By Jack Ganssle
Topsy Turvey
Published 1/08/2004
Computers are amazing things. My desktop executes billions of instructions per second, even when sitting more or less idle. It reliably - perfectly, actually - moves data to and from a billion bytes of DRAM in nanoseconds while sucking huge files from 400 Gb of hard disk space. Days and at times even weeks go by without a single glitch, yet every second of each of those days the machine slams vast amounts of data around.

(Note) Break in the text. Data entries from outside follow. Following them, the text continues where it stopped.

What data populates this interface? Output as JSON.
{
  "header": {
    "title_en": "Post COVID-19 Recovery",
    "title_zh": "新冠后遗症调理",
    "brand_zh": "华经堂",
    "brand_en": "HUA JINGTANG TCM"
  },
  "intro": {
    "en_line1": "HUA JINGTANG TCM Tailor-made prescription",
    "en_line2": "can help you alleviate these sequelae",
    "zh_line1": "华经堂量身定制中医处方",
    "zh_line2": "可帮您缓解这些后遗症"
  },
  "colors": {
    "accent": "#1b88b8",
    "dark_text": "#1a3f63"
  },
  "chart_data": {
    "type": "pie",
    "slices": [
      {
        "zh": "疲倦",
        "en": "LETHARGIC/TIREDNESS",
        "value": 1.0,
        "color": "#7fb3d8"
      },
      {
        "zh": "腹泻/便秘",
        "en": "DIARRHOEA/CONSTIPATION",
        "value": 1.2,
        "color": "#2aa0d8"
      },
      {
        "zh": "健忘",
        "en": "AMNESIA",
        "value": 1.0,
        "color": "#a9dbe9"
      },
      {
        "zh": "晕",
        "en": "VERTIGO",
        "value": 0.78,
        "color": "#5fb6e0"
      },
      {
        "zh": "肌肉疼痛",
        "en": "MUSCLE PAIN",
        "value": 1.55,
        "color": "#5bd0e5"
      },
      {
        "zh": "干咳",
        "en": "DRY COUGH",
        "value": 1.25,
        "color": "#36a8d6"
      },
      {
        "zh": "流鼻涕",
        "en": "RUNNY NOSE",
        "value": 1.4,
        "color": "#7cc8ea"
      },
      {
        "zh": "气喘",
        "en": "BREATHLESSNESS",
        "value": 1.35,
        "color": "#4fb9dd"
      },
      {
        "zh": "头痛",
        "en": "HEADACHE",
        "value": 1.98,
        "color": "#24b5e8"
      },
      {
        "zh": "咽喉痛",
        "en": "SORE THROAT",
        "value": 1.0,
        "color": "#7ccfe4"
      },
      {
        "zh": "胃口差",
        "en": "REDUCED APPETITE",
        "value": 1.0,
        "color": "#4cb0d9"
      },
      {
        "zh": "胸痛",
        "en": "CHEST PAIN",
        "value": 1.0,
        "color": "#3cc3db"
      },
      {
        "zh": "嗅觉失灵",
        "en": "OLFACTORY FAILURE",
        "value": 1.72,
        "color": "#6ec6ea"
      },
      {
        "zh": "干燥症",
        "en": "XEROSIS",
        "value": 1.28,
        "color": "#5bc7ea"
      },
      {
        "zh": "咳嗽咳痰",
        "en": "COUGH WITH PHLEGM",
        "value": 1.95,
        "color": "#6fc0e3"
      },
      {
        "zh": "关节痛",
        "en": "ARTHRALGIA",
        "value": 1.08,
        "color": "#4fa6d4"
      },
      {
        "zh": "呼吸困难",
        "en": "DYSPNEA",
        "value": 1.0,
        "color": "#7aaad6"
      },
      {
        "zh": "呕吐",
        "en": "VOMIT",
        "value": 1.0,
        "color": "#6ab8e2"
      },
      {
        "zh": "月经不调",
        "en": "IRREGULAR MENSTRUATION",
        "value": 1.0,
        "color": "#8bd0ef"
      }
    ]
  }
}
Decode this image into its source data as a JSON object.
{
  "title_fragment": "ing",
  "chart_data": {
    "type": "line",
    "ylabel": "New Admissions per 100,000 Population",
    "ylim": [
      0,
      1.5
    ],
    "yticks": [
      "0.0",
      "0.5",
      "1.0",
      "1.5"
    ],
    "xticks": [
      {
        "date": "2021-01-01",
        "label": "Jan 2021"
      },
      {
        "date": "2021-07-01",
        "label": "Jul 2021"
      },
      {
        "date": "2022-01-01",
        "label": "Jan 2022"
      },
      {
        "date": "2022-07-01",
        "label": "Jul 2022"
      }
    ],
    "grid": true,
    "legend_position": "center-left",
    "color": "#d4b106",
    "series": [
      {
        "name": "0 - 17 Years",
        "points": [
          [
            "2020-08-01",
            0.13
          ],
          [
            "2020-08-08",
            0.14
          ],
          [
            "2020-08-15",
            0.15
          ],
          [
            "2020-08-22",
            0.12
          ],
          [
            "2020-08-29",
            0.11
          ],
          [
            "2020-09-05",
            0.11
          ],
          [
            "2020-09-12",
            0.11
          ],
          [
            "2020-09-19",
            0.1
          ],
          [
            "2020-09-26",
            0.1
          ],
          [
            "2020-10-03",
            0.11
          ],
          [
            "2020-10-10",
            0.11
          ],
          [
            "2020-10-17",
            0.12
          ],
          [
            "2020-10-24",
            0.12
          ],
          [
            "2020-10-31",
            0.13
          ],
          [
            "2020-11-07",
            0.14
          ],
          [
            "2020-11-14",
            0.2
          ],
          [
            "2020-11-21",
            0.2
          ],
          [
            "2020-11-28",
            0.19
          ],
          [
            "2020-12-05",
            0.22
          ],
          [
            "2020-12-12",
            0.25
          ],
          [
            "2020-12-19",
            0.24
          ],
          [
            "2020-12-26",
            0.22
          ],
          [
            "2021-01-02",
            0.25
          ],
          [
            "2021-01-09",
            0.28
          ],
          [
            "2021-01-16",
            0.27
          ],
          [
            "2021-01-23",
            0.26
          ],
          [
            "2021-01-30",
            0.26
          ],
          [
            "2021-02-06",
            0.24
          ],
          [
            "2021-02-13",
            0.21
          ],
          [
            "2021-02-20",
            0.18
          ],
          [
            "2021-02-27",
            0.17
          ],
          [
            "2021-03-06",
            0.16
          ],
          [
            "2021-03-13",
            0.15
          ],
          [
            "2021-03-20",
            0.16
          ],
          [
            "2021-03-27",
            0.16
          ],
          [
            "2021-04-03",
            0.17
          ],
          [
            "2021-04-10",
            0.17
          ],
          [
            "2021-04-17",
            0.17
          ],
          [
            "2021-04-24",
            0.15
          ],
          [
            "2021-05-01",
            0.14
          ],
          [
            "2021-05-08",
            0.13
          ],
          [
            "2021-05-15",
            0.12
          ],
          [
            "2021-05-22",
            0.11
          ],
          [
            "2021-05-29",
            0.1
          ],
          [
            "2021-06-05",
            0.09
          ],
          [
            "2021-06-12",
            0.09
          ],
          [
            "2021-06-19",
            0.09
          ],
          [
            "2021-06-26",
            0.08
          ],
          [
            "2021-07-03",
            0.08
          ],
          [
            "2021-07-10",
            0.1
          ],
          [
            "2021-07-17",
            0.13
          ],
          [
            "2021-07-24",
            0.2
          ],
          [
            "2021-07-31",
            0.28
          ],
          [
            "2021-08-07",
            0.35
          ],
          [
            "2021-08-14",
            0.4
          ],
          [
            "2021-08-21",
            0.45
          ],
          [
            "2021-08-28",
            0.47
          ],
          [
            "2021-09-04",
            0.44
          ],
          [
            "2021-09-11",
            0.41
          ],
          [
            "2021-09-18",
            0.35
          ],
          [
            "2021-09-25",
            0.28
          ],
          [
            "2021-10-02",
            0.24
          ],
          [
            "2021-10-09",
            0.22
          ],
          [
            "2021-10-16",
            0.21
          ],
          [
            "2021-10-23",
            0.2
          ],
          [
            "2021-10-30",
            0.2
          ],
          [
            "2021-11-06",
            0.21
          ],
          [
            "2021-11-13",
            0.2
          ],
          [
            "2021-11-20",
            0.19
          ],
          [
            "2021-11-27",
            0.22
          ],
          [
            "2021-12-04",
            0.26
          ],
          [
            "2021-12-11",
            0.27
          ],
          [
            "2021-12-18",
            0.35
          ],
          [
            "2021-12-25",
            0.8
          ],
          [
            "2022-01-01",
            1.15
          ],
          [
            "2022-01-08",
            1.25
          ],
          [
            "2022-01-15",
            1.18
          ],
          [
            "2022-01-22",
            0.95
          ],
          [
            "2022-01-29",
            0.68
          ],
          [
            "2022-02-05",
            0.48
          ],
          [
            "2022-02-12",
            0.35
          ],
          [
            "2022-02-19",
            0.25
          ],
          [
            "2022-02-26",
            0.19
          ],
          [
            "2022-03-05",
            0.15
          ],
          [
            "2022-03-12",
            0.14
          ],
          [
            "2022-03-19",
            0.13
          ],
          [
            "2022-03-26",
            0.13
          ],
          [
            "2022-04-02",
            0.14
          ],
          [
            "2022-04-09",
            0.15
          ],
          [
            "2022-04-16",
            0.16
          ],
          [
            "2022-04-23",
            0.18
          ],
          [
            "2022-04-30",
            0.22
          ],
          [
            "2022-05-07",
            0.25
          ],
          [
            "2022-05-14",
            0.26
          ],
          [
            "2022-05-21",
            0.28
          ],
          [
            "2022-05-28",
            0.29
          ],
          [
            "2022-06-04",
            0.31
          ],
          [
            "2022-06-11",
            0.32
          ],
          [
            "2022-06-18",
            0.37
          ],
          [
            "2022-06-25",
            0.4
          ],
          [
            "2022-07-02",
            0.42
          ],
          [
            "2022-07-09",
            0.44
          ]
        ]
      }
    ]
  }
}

A single bit error will crash the machine. Yet the occasional problems all arise from imperfect software; the hardware operates flawlessly.
The engineers who design computers work with imperfect components. No one really knows the characteristics of the ICs, capacitors and every other element they use. That 1k resistor might actually be 1024 ohms, and though it's rated at ¬ watt odds are it'll handle a bit more than that, if used in a reasonably-ventilated space in a non-extreme environment. The 5 volt power supply might be putting out more like 4.95 volts, and that figure is likely to change as components age over the years and the mains vary due to summer air-conditioning demands. The track on the PC board doesn't really act like a wire at all; it's a complex transmission line which reflects, attenuates and distorts the digital signal it carries.
But the PC operates reliably because engineers realize their components are less than perfect. They design margin into every aspect of the system. In an ideal world perhaps just a single electron is enough to distinguish a zero from a one, but in the grimy reality of engineering EEs push thousands or millions of electrons down each wire. Capacitors are hard to make precisely, some come with wild tolerances like -20/+80%. We're not really sure how many farads the vendor will provide. so design in plenty of margin to ensure success.
Margin is the essence of reliable engineering. Civil engineers don't know exactly how strong a bridge beam will be, especially when it's a concrete structure poured on-site by bored and careless laborers. The bridge stands because the beam is two or three times stronger than absolutely needed. When building the Brooklyn Bridge Roebling (see The Great Bridge by David McCollough for a wonderful book) discovered the wire used to suspend the entire bridge was of inferior quality. Yet his design had so much margin that the bridge still stands a century later, still held up by some of that bad wire.
In the firmware world we work with perfect components. A one is a one is a one. But there's no margin in the world of firmware engineering. One unitialized variable, a single miscomputed bit, just one mismatched push/pop pair, causes the application to crash. If the user types in unexpected data or operates knobs out of sequence our code might kill someone (example: the Therac 25 (see http://sunnyday.mit.edu/papers/therac.pdf)).
Our programs are like bridges without margin, likely to collapse under the most feeble stress.
In truth, there are some techniques that add a bit of margin to our code. Build the system around an MMU and individual tasks might fail, but a very smart OS can save the system. Pepper the code with asserts() to find error conditions and then take corrective action. Add redundant execution streams to identify and repair software errors. Include stack monitors, malloc() traps, and plenty of other instrumentation to build fault-tolerant code. Of course few of us actually do any of this.
Yet these strategies reveal that firmware is topsy turvey compared to any other form of engineering. Software margins come at the expense of vastly increased design costs, with, in these days of cheap transistors, little in the way of increased production expenses. The Shuttle's code is probably the best software ever written. Price tag: $1000 per line.
Bridge-building, though, is all about materials cost. A mere stroke of the designer's pen increases the size of a beam, but perhaps doubles production costs. The wise EE who's worried about pushing .2 watts through a ¬ watt resistor simply uses the next size up. There's zero design effort but substantial recurring costs.
Perhaps software engineering is somewhat akin to automotive design. The car industry must minimize recurring costs - which includes the costs due to recalls and repairing defects. They spend billions engineering a new product. Or maybe it's like building a spacecraft; of the $800 million spent on the Mars Expedition Rovers, only a pittance is in materials cost. Engineering sucked up the largest chunk, because failure is intolerable.
Both automotive and spaceflight share the same philosophy: perfection is worth plenty of engineering dollars. Sadly, that's a far cry from the approach of most firmware engineering projects, where nothing is more important than minimizing NRE and the schedule.
What do you think? Can we put more margin into our firmware? Is it worth the extra time and effort?